Amanda Koonjbharry, an employment counselor with Employment Action Center, spoke for the working poor. She talked about a client called Kelly, a young mom who works 30 hours a week making $8.50 an hour and receives $300 in monthly food and cash benefits through the state as well as child-care benefits while going to school.

Kelly’s income is 105 percent of poverty level, Koonjbharry said, but under the proposed law, the mother would be faced with giving up her job, losing her benefits or dropping out of school.

It’s not like poor children are going away. The number of kids living in poverty has increased since 2000, nationally and in Minnesota. Some 15.2 percent of all Minnesota kids were poor in 2010 — that’s an increase of 62 percent in ten years.

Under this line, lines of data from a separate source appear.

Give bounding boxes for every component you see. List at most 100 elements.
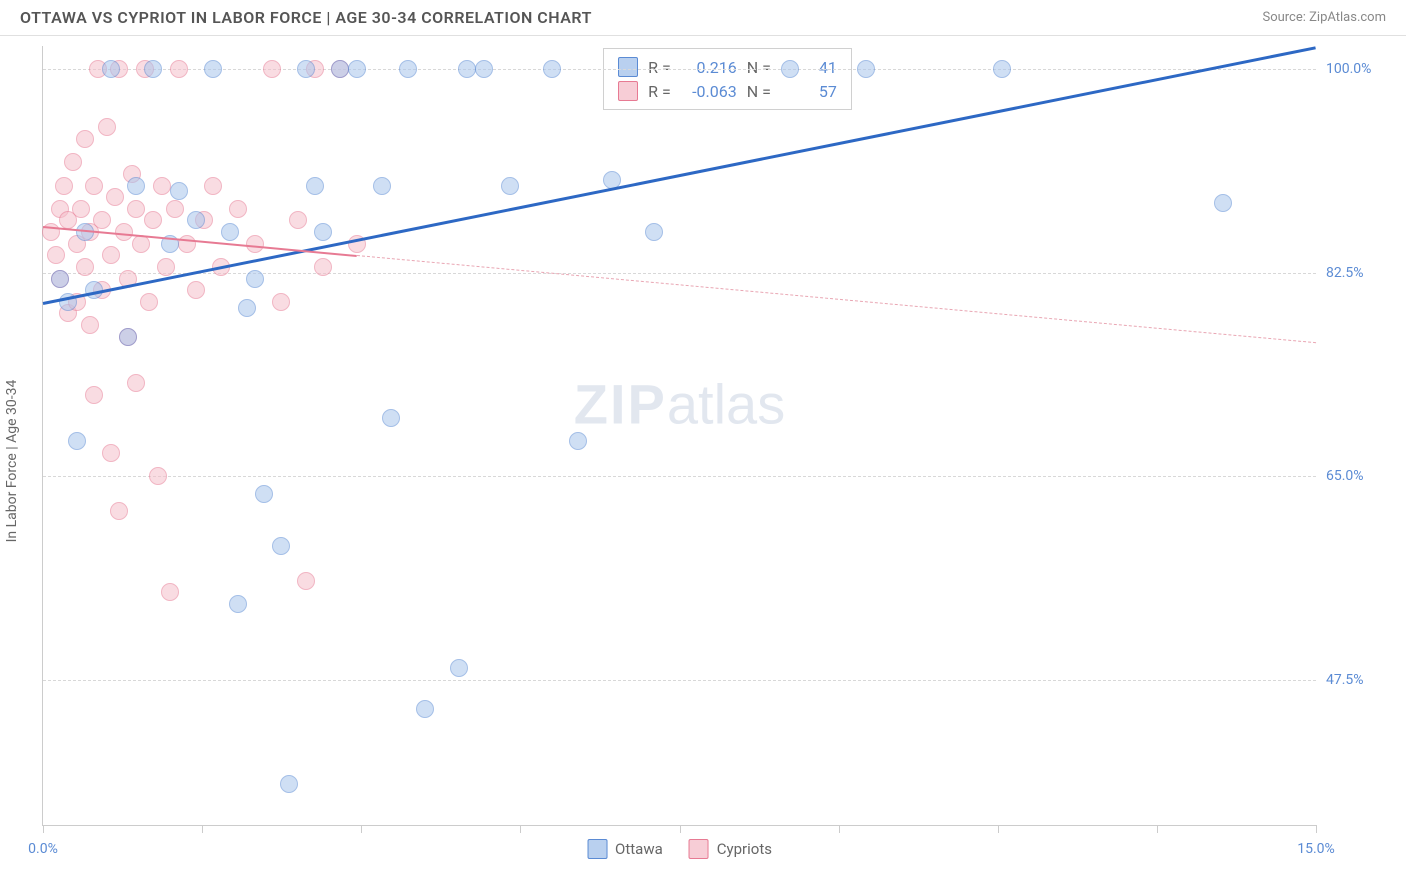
trend-line xyxy=(43,226,357,257)
scatter-point xyxy=(569,432,587,450)
scatter-point xyxy=(149,467,167,485)
scatter-point xyxy=(81,316,99,334)
legend-item-ottawa: Ottawa xyxy=(587,839,663,859)
legend-swatch-cypriots-icon xyxy=(689,839,709,859)
x-tick xyxy=(998,825,999,833)
swatch-ottawa-icon xyxy=(618,57,638,77)
scatter-point xyxy=(55,177,73,195)
x-tick-label: 15.0% xyxy=(1297,841,1335,857)
x-tick xyxy=(680,825,681,833)
scatter-point xyxy=(51,270,69,288)
scatter-point xyxy=(289,211,307,229)
scatter-point xyxy=(993,60,1011,78)
scatter-point xyxy=(98,118,116,136)
legend-label-cypriots: Cypriots xyxy=(717,840,772,858)
legend-swatch-ottawa-icon xyxy=(587,839,607,859)
scatter-point xyxy=(229,200,247,218)
scatter-point xyxy=(68,432,86,450)
y-tick-label: 47.5% xyxy=(1326,672,1396,688)
source-label: Source: ZipAtlas.com xyxy=(1262,10,1386,25)
x-tick xyxy=(202,825,203,833)
x-tick xyxy=(1316,825,1317,833)
watermark: ZIPatlas xyxy=(574,372,785,437)
x-tick xyxy=(361,825,362,833)
scatter-point xyxy=(280,775,298,793)
scatter-point xyxy=(781,60,799,78)
scatter-point xyxy=(458,60,476,78)
stats-row-cypriots: R = -0.063 N = 57 xyxy=(618,79,837,103)
scatter-point xyxy=(157,258,175,276)
scatter-point xyxy=(246,270,264,288)
scatter-point xyxy=(76,258,94,276)
swatch-cypriots-icon xyxy=(618,81,638,101)
x-tick-label: 0.0% xyxy=(28,841,58,857)
scatter-point xyxy=(543,60,561,78)
scatter-point xyxy=(102,444,120,462)
scatter-point xyxy=(47,246,65,264)
stats-row-ottawa: R = 0.216 N = 41 xyxy=(618,55,837,79)
scatter-point xyxy=(348,60,366,78)
plot-area: ZIPatlas R = 0.216 N = 41 R = -0.063 N =… xyxy=(42,46,1316,826)
gridline xyxy=(43,69,1316,70)
cypriots-r-value: -0.063 xyxy=(681,82,737,101)
scatter-point xyxy=(106,188,124,206)
scatter-point xyxy=(93,211,111,229)
r-label: R = xyxy=(648,58,671,77)
scatter-point xyxy=(127,374,145,392)
scatter-point xyxy=(187,281,205,299)
scatter-point xyxy=(64,153,82,171)
scatter-point xyxy=(331,60,349,78)
scatter-point xyxy=(127,177,145,195)
scatter-point xyxy=(229,595,247,613)
legend: Ottawa Cypriots xyxy=(587,839,772,859)
scatter-point xyxy=(127,200,145,218)
scatter-point xyxy=(450,659,468,677)
scatter-point xyxy=(85,386,103,404)
scatter-point xyxy=(246,235,264,253)
scatter-point xyxy=(170,60,188,78)
scatter-point xyxy=(238,299,256,317)
scatter-point xyxy=(161,583,179,601)
cypriots-n-value: 57 xyxy=(781,82,837,101)
scatter-point xyxy=(119,328,137,346)
scatter-point xyxy=(170,182,188,200)
gridline xyxy=(43,476,1316,477)
scatter-point xyxy=(153,177,171,195)
y-tick-label: 100.0% xyxy=(1326,61,1396,77)
scatter-point xyxy=(110,502,128,520)
scatter-point xyxy=(102,60,120,78)
y-axis-label: In Labor Force | Age 30-34 xyxy=(4,380,20,543)
scatter-point xyxy=(204,60,222,78)
y-tick-label: 65.0% xyxy=(1326,468,1396,484)
scatter-point xyxy=(475,60,493,78)
scatter-point xyxy=(373,177,391,195)
n-label: N = xyxy=(747,58,771,77)
legend-item-cypriots: Cypriots xyxy=(689,839,772,859)
scatter-point xyxy=(272,537,290,555)
scatter-point xyxy=(297,572,315,590)
scatter-point xyxy=(144,211,162,229)
x-tick xyxy=(43,825,44,833)
trend-line xyxy=(357,255,1316,343)
scatter-point xyxy=(857,60,875,78)
scatter-point xyxy=(314,223,332,241)
scatter-point xyxy=(166,200,184,218)
x-tick xyxy=(839,825,840,833)
scatter-point xyxy=(501,177,519,195)
scatter-point xyxy=(416,700,434,718)
scatter-point xyxy=(140,293,158,311)
x-tick xyxy=(1157,825,1158,833)
scatter-point xyxy=(382,409,400,427)
scatter-point xyxy=(306,177,324,195)
scatter-point xyxy=(72,200,90,218)
scatter-point xyxy=(204,177,222,195)
scatter-point xyxy=(187,211,205,229)
y-tick-label: 82.5% xyxy=(1326,265,1396,281)
scatter-point xyxy=(1214,194,1232,212)
scatter-point xyxy=(263,60,281,78)
chart-header: OTTAWA VS CYPRIOT IN LABOR FORCE | AGE 3… xyxy=(0,0,1406,36)
scatter-point xyxy=(255,485,273,503)
scatter-point xyxy=(144,60,162,78)
chart-container: In Labor Force | Age 30-34 ZIPatlas R = … xyxy=(0,36,1406,886)
watermark-atlas: atlas xyxy=(667,373,785,436)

Cutting MFIP hurts kids. Seven out of ten people receiving MFIP are children — about 71,000 children in 2010, according to the Children’s Defense Fund. Almost half of these children are under the age of five. The other three out of ten people? That would be their parents. Some are struggling parents like Kelly, trying to work their way out of poverty and build a better life for their children. Others are parents struggling against the burdens of mental illness or chemical dependency, or grandparents stepping up to raise their grandchildren. 

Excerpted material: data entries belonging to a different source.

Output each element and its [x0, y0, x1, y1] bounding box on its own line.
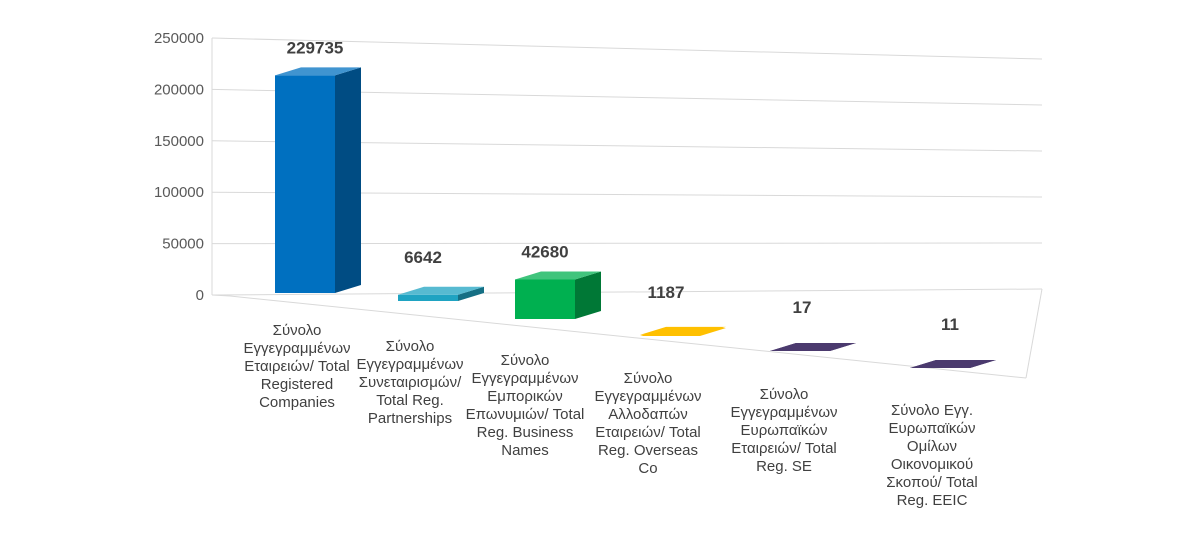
- floor-right-edge: [1025, 288, 1043, 379]
- y-tick-label: 250000: [154, 30, 204, 47]
- bar-top: [275, 67, 361, 76]
- data-label: 42680: [521, 243, 568, 262]
- bar: [275, 67, 361, 294]
- bar-top: [515, 271, 601, 280]
- bar-top: [398, 286, 484, 295]
- category-label: Σύνολο Εγγεγραμμένων Αλλοδαπών Εταιρειών…: [594, 370, 702, 477]
- bar-side: [458, 286, 484, 301]
- bar-side: [335, 67, 361, 294]
- chart-walls: [211, 38, 1043, 379]
- bar: [640, 326, 726, 336]
- category-label: Σύνολο Εγγεγραμμένων Εμπορικών Επωνυμιών…: [465, 352, 585, 459]
- floor-front-edge: [229, 295, 1027, 379]
- y-tick-label: 0: [196, 287, 204, 304]
- data-labels: 229735 6642 42680 1187 17 11: [287, 38, 959, 334]
- data-label: 6642: [404, 248, 442, 267]
- bar: [770, 342, 856, 351]
- bar-floor-tile: [640, 328, 726, 336]
- gridline: [211, 37, 1043, 60]
- data-label: 1187: [648, 283, 685, 302]
- category-label: Σύνολο Εγγεγραμμένων Εταιρειών/ Total Re…: [243, 322, 351, 411]
- category-label: Σύνολο Εγγ. Ευρωπαϊκών Ομίλων Οικονομικο…: [886, 402, 978, 509]
- data-label: 17: [793, 298, 812, 317]
- bar: [398, 286, 484, 301]
- bar: [515, 271, 601, 319]
- y-tick-label: 200000: [154, 81, 204, 98]
- y-axis-tick-labels: 0 50000 100000 150000 200000 250000: [154, 30, 204, 304]
- bar-front: [275, 75, 335, 294]
- bar-floor-tile: [770, 343, 856, 351]
- bar-floor-tile: [910, 360, 996, 368]
- bar: [910, 359, 996, 368]
- category-label: Σύνολο Εγγεγραμμένων Συνεταιρισμών/ Tota…: [356, 338, 464, 427]
- y-tick-label: 100000: [154, 184, 204, 201]
- bar-front: [398, 294, 458, 301]
- bar-front: [515, 279, 575, 319]
- gridline: [211, 288, 1043, 296]
- data-label: 11: [941, 315, 959, 334]
- bar-side: [575, 271, 601, 319]
- category-label: Σύνολο Εγγεγραμμένων Ευρωπαϊκών Εταιρειώ…: [730, 386, 838, 475]
- data-label: 229735: [287, 38, 344, 57]
- y-tick-label: 150000: [154, 133, 204, 150]
- y-tick-label: 50000: [162, 236, 204, 253]
- bars: [275, 67, 996, 368]
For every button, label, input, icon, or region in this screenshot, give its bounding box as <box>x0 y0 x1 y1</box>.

How does it make sense to cut off benefits to people who are just barely getting by? Even if a family starts earning slightly more than the official poverty line, that is not enough money to pay rent and buy food. How does it make sense to slash the lifetime eligibility period for assistance from 60 months to 36 months? Or to require that any family member’s drug use — at any time in their life — makes the family ineligible for MFIP? 

 

Beyond the Twin Cities

The stereotype is that poverty is an urban issue. It’s true that child poverty is higher than the state average in Hennepin County (15.7 percent) and Ramsey County (25.5 percent), but poverty is not just an urban phenomenon. 

Some rural counties have far higher child poverty rates. Among them: Mahnomen (35 percent), Beltrami (29.9 percent), Pine (25.7 percent), Clearwater (25.5 percent), and Cass (24 percent). (Click here to see all of the county listings on the CDF website.)

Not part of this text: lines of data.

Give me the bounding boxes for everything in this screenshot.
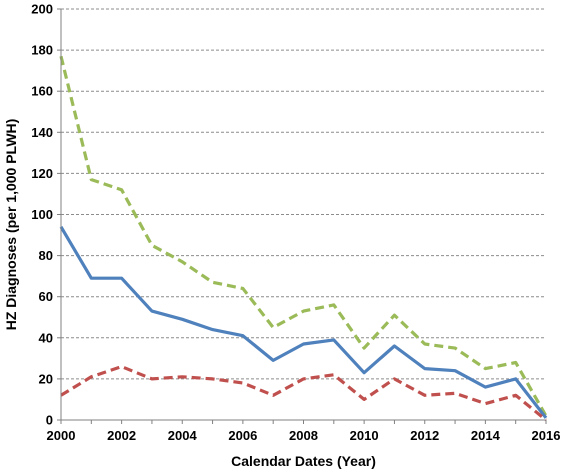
y-tick-label: 40 (39, 330, 53, 345)
x-tick-labels: 2000 2002 2004 2006 2008 2010 2012 2014 2016 (47, 428, 561, 443)
x-axis-title: Calendar Dates (Year) (231, 453, 376, 469)
y-tick-label: 60 (39, 289, 53, 304)
y-tick-label: 160 (31, 84, 53, 99)
y-tick-label: 100 (31, 207, 53, 222)
x-tick-label: 2004 (168, 428, 198, 443)
x-tick-label: 2000 (47, 428, 76, 443)
y-axis-title: HZ Diagnoses (per 1,000 PLWH) (3, 119, 19, 331)
y-tick-label: 0 (46, 413, 53, 428)
x-tick-label: 2016 (532, 428, 561, 443)
y-tick-label: 140 (31, 125, 53, 140)
x-tick-label: 2002 (107, 428, 136, 443)
x-tick-label: 2014 (471, 428, 501, 443)
y-tick-label: 200 (31, 2, 53, 17)
series-line-3 (60, 365, 548, 422)
axes (57, 8, 547, 424)
series-lines (59, 55, 548, 422)
x-tick-label: 2010 (350, 428, 379, 443)
gridlines (61, 8, 546, 380)
y-tick-label: 180 (31, 43, 53, 58)
y-tick-labels: 0 20 40 60 80 100 120 140 160 180 200 (31, 2, 53, 428)
x-tick-label: 2008 (289, 428, 318, 443)
y-tick-label: 20 (39, 371, 53, 386)
y-tick-label: 120 (31, 166, 53, 181)
y-tick-label: 80 (39, 248, 53, 263)
x-tick-label: 2006 (228, 428, 257, 443)
x-tick-label: 2012 (410, 428, 439, 443)
series-line-2 (59, 225, 548, 419)
series-line-1 (59, 55, 548, 417)
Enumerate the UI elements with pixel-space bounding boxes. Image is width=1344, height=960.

Some politicians talk about saving money. Taking food from poor children is not the way to save money, and cutting MFIP won’t even save very much. The CDF report on Minnesota’s Invisible Children notes:

The average monthly cash payment in December 2010 was $303 for MFIP child-only cases, and $357 for MFIP families. (Less than one percent of the total state general fund budget is spent on MFIP and General Assistance–the state’s cash assistance program for adults without children.) The basic MFIP cash assistance amount
has not been increased or adjusted for inflation since 1986.

That’s right: less than one percent of the total state general fund budget is spent on MFIP and General Assistance combined. 

Poverty matters, and it matters most to kids. Several recent reports show that poverty is the largest determinant in the achievement gap. As reported in the New York Times in early February:

Now, in analyses of long-term data published in recent months, researchers are finding that while the achievement gap between white and black students has narrowed significantly over the past few decades, the gap between rich and poor students has grown substantially during the same period.

If we are serious about building a better state, we need to focus on reducing poverty, not reducing MFIP, and on supporting poor kids, not on punishing their parents.